Un sous-traitant des Tinner en procès pour prolifération nucléaire

Justice L’accusé dit avoir ignoré qu’il travaillait pour la Libye

L’affaire Tinner, du nom de cette famille de Saint-Gallois condamnés en raison de leur collaboration au programme nucléaire libyen à travers le sulfureux réseau du Pakistanais Abdul Qadeer Khan – avant d’être retournés par la CIA –, opérera un bref retour ce mercredi devant le Tribunal pénal fédéral.

Un ingénieur de 65 ans, saint-gallois lui aussi, comparaît pour avoir apporté son concours au trio, en 2003, dans la mise au point de 64 centrifugeuses à gaz que le régime de Kadhafi comptait utiliser pour enrichir de l’uranium. Il doit répondre de violation de la loi sur le matériel de guerre. Pour sa défense, il dit ne pas avoir eu connaissance de la destination réelle des installations.

Second rôle

Chargé seulement de concevoir un système de commande individualisée des centrifugeuses, l’accusé n’a pas joué, aux yeux du ­Ministère public de la Confédération, un rôle de premier plan. Son cas a été traité séparément de celui des Tinner, condamnés eux, en 2012, à des peines allant de 2 à plus de 4 ans de prison.

Si le sexagénaire se retrouve à son tour devant le Tribunal pénal fédéral, c’est qu’il a contesté une ordonnance pénale du parquet rendue en juillet dernier, le condamnant à une peine de 120 jours-amendes à 250 francs par jour et 6000 francs d’amende ainsi qu’au paiement d’une créance compensatrice de 30 000 francs en faveur de la Confédération correspondant à la rémunération qu’il a perçue.

Selon l’acte d’accusation, il était convaincu, en commençant son travail au début de 2003, que les centrifugeuses ne devaient servir qu’à des fins civiles.
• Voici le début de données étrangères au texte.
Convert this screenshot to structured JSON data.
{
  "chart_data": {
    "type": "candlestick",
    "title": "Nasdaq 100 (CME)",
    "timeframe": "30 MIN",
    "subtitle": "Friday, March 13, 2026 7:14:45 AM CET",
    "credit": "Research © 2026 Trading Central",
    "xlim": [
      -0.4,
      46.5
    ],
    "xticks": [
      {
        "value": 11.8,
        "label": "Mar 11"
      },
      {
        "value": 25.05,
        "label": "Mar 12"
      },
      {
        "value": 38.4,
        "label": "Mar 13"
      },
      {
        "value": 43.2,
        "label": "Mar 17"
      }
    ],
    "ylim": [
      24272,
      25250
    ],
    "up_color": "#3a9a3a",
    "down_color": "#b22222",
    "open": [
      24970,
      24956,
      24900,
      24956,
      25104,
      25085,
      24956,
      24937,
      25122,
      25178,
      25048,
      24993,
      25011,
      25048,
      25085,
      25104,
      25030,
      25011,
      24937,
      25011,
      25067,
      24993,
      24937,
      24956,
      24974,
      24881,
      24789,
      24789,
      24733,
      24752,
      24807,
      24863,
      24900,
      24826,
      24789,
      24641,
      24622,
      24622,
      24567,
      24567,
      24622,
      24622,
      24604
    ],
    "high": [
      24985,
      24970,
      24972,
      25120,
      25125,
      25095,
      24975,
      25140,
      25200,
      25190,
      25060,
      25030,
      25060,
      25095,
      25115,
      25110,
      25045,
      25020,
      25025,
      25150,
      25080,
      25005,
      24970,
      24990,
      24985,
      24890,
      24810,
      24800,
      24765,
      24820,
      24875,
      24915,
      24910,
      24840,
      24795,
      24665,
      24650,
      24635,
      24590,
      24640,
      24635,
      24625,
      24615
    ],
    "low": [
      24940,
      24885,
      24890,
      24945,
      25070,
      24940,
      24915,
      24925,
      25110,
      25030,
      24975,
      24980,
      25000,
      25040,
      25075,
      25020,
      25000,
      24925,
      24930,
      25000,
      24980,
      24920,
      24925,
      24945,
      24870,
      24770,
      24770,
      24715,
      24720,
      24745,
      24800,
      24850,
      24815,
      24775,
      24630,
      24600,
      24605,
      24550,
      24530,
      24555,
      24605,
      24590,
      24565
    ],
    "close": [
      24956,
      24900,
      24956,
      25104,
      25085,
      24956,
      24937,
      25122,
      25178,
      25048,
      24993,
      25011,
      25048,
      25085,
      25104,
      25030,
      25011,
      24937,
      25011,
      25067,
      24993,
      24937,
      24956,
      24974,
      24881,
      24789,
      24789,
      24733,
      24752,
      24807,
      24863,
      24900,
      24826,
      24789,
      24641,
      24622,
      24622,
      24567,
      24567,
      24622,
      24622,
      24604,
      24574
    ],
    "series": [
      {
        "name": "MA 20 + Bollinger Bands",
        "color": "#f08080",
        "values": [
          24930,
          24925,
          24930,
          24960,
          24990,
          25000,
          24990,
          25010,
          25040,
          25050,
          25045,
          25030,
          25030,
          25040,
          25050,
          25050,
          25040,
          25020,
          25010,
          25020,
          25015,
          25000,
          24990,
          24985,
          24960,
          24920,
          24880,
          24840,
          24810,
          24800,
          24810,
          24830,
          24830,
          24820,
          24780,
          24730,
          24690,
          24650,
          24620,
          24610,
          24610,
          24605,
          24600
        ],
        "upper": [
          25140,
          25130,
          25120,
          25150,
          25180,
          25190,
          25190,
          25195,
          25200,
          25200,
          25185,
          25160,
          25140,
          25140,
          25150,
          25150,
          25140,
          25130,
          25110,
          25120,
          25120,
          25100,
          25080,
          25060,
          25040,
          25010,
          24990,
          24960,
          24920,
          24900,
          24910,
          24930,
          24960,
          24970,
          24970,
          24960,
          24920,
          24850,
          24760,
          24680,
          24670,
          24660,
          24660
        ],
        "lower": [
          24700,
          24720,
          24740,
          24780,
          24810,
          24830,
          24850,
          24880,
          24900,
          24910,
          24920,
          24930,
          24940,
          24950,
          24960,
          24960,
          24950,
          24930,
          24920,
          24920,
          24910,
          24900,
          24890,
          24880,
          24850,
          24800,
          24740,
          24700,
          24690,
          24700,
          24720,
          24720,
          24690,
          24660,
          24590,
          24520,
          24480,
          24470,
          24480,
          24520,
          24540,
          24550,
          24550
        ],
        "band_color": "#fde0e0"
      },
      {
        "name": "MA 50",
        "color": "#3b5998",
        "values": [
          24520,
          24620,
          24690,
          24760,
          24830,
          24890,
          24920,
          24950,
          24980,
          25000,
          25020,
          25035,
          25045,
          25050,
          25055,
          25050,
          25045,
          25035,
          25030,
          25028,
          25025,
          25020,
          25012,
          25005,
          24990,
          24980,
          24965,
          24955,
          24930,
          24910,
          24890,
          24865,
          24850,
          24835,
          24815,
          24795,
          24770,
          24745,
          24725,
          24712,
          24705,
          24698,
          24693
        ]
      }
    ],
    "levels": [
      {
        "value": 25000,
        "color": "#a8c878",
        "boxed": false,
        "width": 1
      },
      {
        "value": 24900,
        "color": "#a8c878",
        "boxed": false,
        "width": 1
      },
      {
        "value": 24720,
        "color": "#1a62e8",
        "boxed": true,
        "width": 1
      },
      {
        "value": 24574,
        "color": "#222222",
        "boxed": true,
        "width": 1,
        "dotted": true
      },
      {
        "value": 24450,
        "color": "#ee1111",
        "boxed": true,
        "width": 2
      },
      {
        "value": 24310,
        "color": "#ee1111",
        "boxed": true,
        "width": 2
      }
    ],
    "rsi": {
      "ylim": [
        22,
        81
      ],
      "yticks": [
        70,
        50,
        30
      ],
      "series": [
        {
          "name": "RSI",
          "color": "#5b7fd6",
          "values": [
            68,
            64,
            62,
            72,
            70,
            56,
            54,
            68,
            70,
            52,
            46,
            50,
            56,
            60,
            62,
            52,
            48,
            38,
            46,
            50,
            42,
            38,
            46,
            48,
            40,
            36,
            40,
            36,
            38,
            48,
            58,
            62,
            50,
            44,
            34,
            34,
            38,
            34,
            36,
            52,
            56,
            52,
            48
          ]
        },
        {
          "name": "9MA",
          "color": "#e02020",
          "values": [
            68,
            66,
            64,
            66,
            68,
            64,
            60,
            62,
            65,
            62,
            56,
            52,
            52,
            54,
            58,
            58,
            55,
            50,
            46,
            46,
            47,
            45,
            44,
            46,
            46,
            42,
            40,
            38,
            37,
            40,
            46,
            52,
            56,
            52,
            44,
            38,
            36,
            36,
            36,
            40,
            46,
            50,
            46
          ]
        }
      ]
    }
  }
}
Il a eu toutefois connaissance dès la fin du mois de juin de la même année de leur destination et de leur usage réels. Marco Tinner l’en aurait en effet informé – ce que l’accusé conteste.

A cette époque, toujours selon l’acte d’accusation, il avait déjà réalisé environ 70% de la conception théorique de son travail. Au même moment, les Tinner, qui venaient d’accepter de travailler avec la CIA pour piéger Kadhafi, lui ont enjoint de tout stopper. Il n’en a pas moins poursuivi ses travaux jusqu’à leur achèvement, le 11 septembre, s’enquérant auprès de Marco Tinner pour savoir s’il pouvait vendre son projet directement à «Karim», le responsable du programme libyen. Ces faits, plaide le Ministère public, tombent sous le coup de l’interdiction du développement des armes nucléaires prévue à l’article 7 de la loi sur le matériel de guerre.

Une crise institutionnelle

Pendant plusieurs années, l’affaire Tinner a donné lieu à de multiples rebondissements et fini par ouvrir une crise institutionnelle. En violation des principes de l’Etat de droit, le Conseil fédéral avait en effet ordonné, en 2007, la destruction d’une bonne partie du dossier pénal. Prétextant que celui-ci contenait des plans d’armes atomiques, le gouvernement avait invoqué, sans convaincre, la nécessité d’éviter que ces documents ne tombent en de mauvaises mains.

Prétendument oubliée dans une armoire du Ministère public, une partie du dossier avait refait surface par la suite, permettant à la justice d’achever son travail. Au bout du compte, la condamnation des Tinner, en application de la procédure dite simplifiée, si elle a eu l’avantage d’amener les accusés à reconnaître les faits, n’a pas permis l’audition de témoins. Elle aura été loin de lever les secrets qui continuent de planer – en particulier sur tout ce qui touche à la collaboration des Saint-Gallois avec la CIA.